Most musicians would reduce this instinctively, on the basis that one version sounds right and the other sounds wrong. However, there are objective criteria for the reduction, namely the criteria of consonance and dissonance. In Mozart's style, dissonances make sense only in relation to the consonances into which they resolve. In the correct simplification of bar 3, the intervals between treble and bass are all consonant (6–3–3–8). Thus, the reduced version eliminates the dissonances and retains the consonances.

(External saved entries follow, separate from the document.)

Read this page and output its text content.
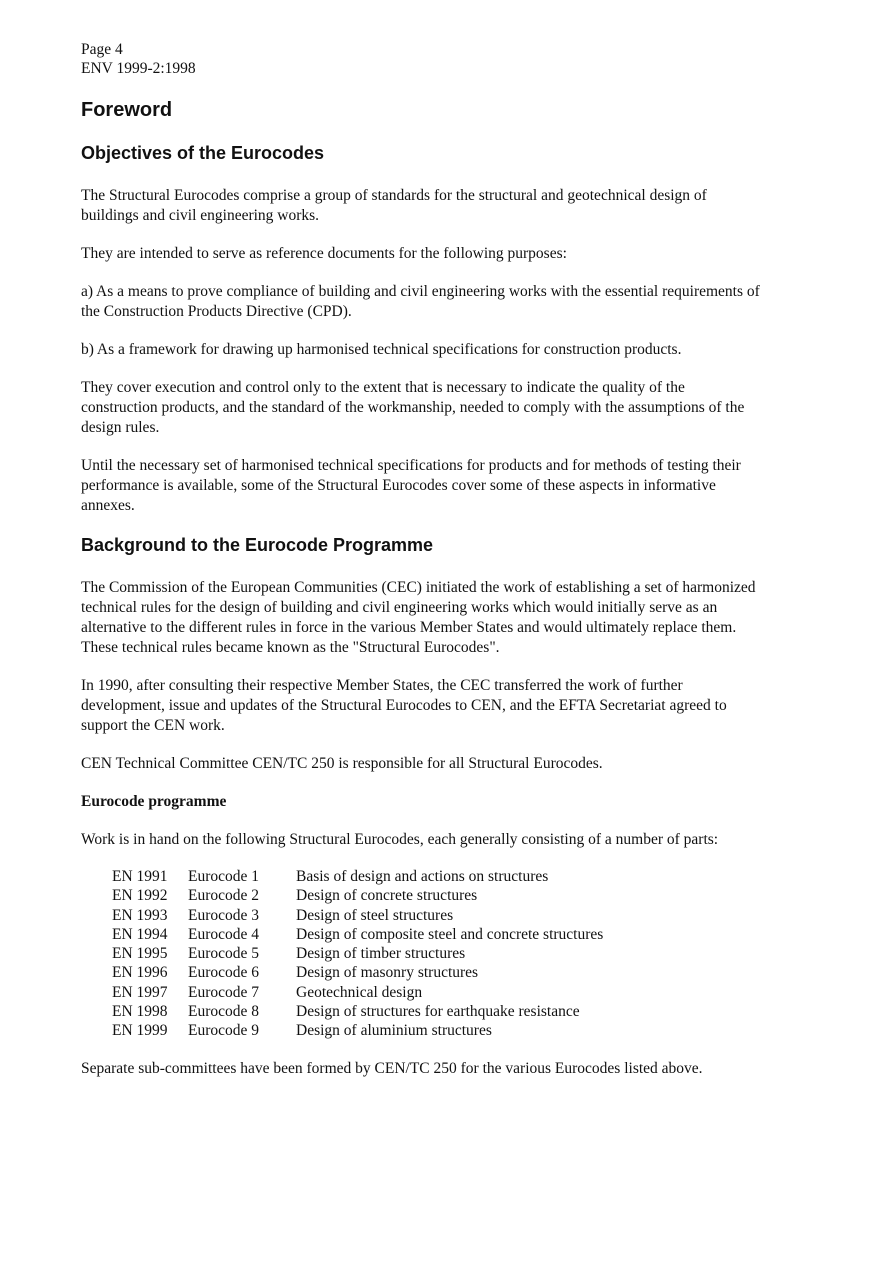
Page 4

ENV 1999-2:1998

Foreword
Objectives of the Eurocodes

The Structural Eurocodes comprise a group of standards for the structural and geotechnical design of buildings and civil engineering works.

They are intended to serve as reference documents for the following purposes:

a) As a means to prove compliance of building and civil engineering works with the essential requirements of the Construction Products Directive (CPD).

b) As a framework for drawing up harmonised technical specifications for construction products.

They cover execution and control only to the extent that is necessary to indicate the quality of the construction products, and the standard of the workmanship, needed to comply with the assumptions of the design rules.

Until the necessary set of harmonised technical specifications for products and for methods of testing their performance is available, some of the Structural Eurocodes cover some of these aspects in informative annexes.

Background to the Eurocode Programme

The Commission of the European Communities (CEC) initiated the work of establishing a set of harmonized technical rules for the design of building and civil engineering works which would initially serve as an alternative to the different rules in force in the various Member States and would ultimately replace them. These technical rules became known as the "Structural Eurocodes".

In 1990, after consulting their respective Member States, the CEC transferred the work of further development, issue and updates of the Structural Eurocodes to CEN, and the EFTA Secretariat agreed to support the CEN work.

CEN Technical Committee CEN/TC 250 is responsible for all Structural Eurocodes.

Eurocode programme

Work is in hand on the following Structural Eurocodes, each generally consisting of a number of parts:

EN 1991	Eurocode 1	Basis of design and actions on structures
EN 1992	Eurocode 2	Design of concrete structures
EN 1993	Eurocode 3	Design of steel structures
EN 1994	Eurocode 4	Design of composite steel and concrete structures
EN 1995	Eurocode 5	Design of timber structures
EN 1996	Eurocode 6	Design of masonry structures
EN 1997	Eurocode 7	Geotechnical design
EN 1998	Eurocode 8	Design of structures for earthquake resistance
EN 1999	Eurocode 9	Design of aluminium structures

Separate sub-committees have been formed by CEN/TC 250 for the various Eurocodes listed above.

Here it might be useful to define ‘consonance’ and ‘dissonance’. The distinction between the two has been fundamental to the analysis of music at least since Guido d'Arezzo in the eleventh century, and has largely been consistent through centuries of music theory. Mozart himself was familiar with so-called ‘strict counterpoint’, in which dissonances and consonances are used according to a strict set of rules whereby dissonances could be introduced only in certain circumstances and were obliged to resolve to the nearest consonance. For our purposes, intervals are calculated above the lowest pitch (the bass). Intervals of an octave, perfect fifth, sixth and third are considered consonant, while intervals of a fourth, second, seventh and ninth are considered dissonant. Bear in mind that a fourth above the bass is almost always considered dissonant, even in Mozart! The tritone (augmented fourth or diminished fifth) is normally considered a dissonance and must likewise resolve to a consonance. In tonal music such as Mozart's, the tritone normally occurs between the fourth scale-degree and the leading note (in C major, this would be F/B; here the F would normally resolve down to an E and the B up to a C).